|Sponsor||Rep. Gibbs, Bob|
|Committee||Transportation and Infrastructure|
|Date||March 30, 2011 (112th Congress, 1st Session)|
|Staff Contact||Andy Koenig|
On Wednesday, March 30, 2011, the House is scheduled to consider H.R. 872, Reducing Regulatory Burdens Act of 2011, under a suspension of the rules requiring a two-thirds majority for passage. H.R. 872 was introduced by Rep. Bob Gibbs (R-OH) on March 2, 2011, and was referred to the House Committee on Transportation and Infrastructure. On March 16, 2011, a markup was held and the committee reported the legislation by a vote of 46-8.
H.R. 872 would amend the Federal Insecticide, Fungicide, and Rodenticide Act (FIFRA) to clarify that the Administrator of the Environmental Protection Agency (EPA) or a state may not require a permit under the Federal Water Pollution Control Act for the application of pesticides regulated under FIFRA.
The bill would amend the Federal Water Pollution Control Act to clarify that a National Pollutant Discharge Elimination System (NPDES) permit shall not be required for a discharge of pesticides registered under FIFRA. The bill would provide exceptions which would allow the EPA to require a NPDES permit for the discharge of pesticides that would not fall under FIFRA or would discharge pesticides in violation of FIFRA. Exceptions to the prohibition on permit requirements include:
The Federal Insecticide, Fungicide, and Rodenticide Act (FIFRA) was enacted in 1947 and was effectively overhauled by Congress in 1972. FIFRA mandates that the Environmental Protection Agency (EPA) regulate the use and sale of pesticides to protect human health and preserve the environment. According to the EPA, “all pesticides distributed or sold in the United States must be registered (licensed) by EPA. Before EPA may register a pesticide under FIFRA, the applicant must show, among other things, that using the pesticide according to specifications ‘will not generally cause unreasonable adverse effects on the environment.’”

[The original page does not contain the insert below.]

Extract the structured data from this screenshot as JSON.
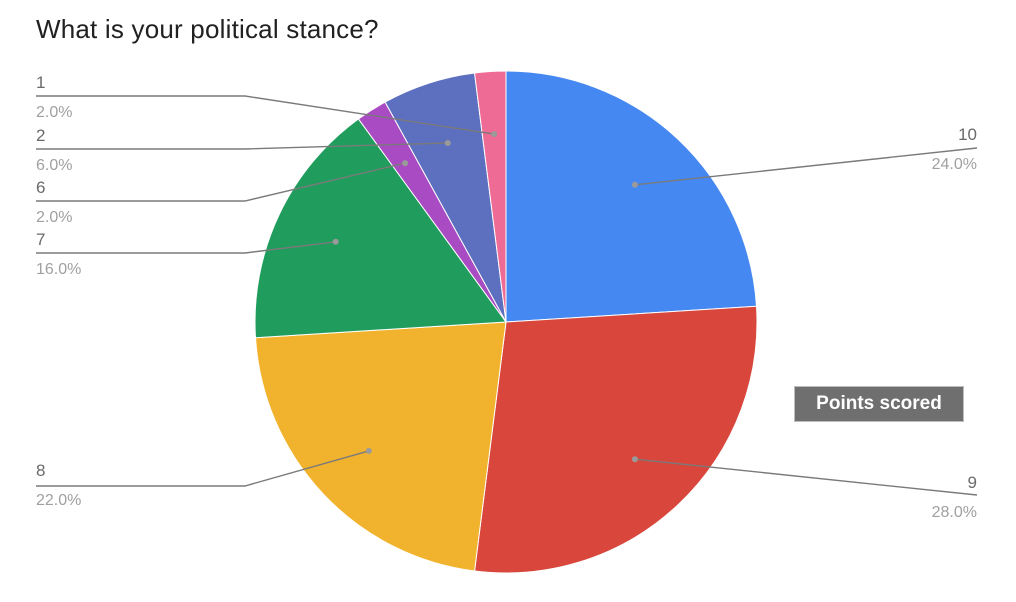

On November 27, 2006, the EPA issued a final rule clarifying specific circumstances in which a Clean Water Act National Pollutant Discharge Elimination System (NPDES) permit is not required for pesticides used on or around water if the pesticides are legally registered and regulated under FIFRA. The Final Rule exempted two types of pesticide application activities from regulation under the NPDES permit program, as long as the applications were FIFRA-compliant. Specifically, pesticides applied directly to waters to control pests such as mosquito larvae and aquatic weeds, and pesticides applied over or near waters where a portion of the pesticide is unavoidably deposited to such waters were exempted from NPDES permit requirements under the Clean Water Act if they were FIFRA compliant. According to the EPA’s rule, pesticides applied to U.S. waters in a manner consistent with all relevant requirements of FIFRA are not ‘‘pollutants’’ under the Clean Water Act and thus do not require an NPDES permit.
On January 7, 2009, the U.S. Court of Appeals for the Sixth Circuit vacated EPA’s 2006 rule exempting certain pesticide applications that are compliant with FIFRA from the permitting requirements of the Clean Water Act. The court order repealing the EPA exemption for pesticides covered by FIFRA will go into effect on April 9, 2011. According to the Committee on Transportation and Infrastructure, “At that time, pesticide applications not covered by a [NPDES] permit are subject to a fine of up to $37,500 per day per violation.” In addition, pesticide users will be subject to litigation under the citizen suit provision of the Clean Water Act. The underlying legislation would clarify the Congressional intent that certain pesticides subject to FIFRA are not subject to NPDES permit requirements under the Clean Water Act. According to the bill’s sponsor, Rep. Bob Gibbs (R-OH), “This bill prevents states and a wide range of public and private pesticide users from facing duplicative, unnecessary financial and administrative burdens in order to comply with the new permitting process.”
According to the Congressional Budget Office (CBO), “enacting this legislation would have no significant impact on the federal budget.”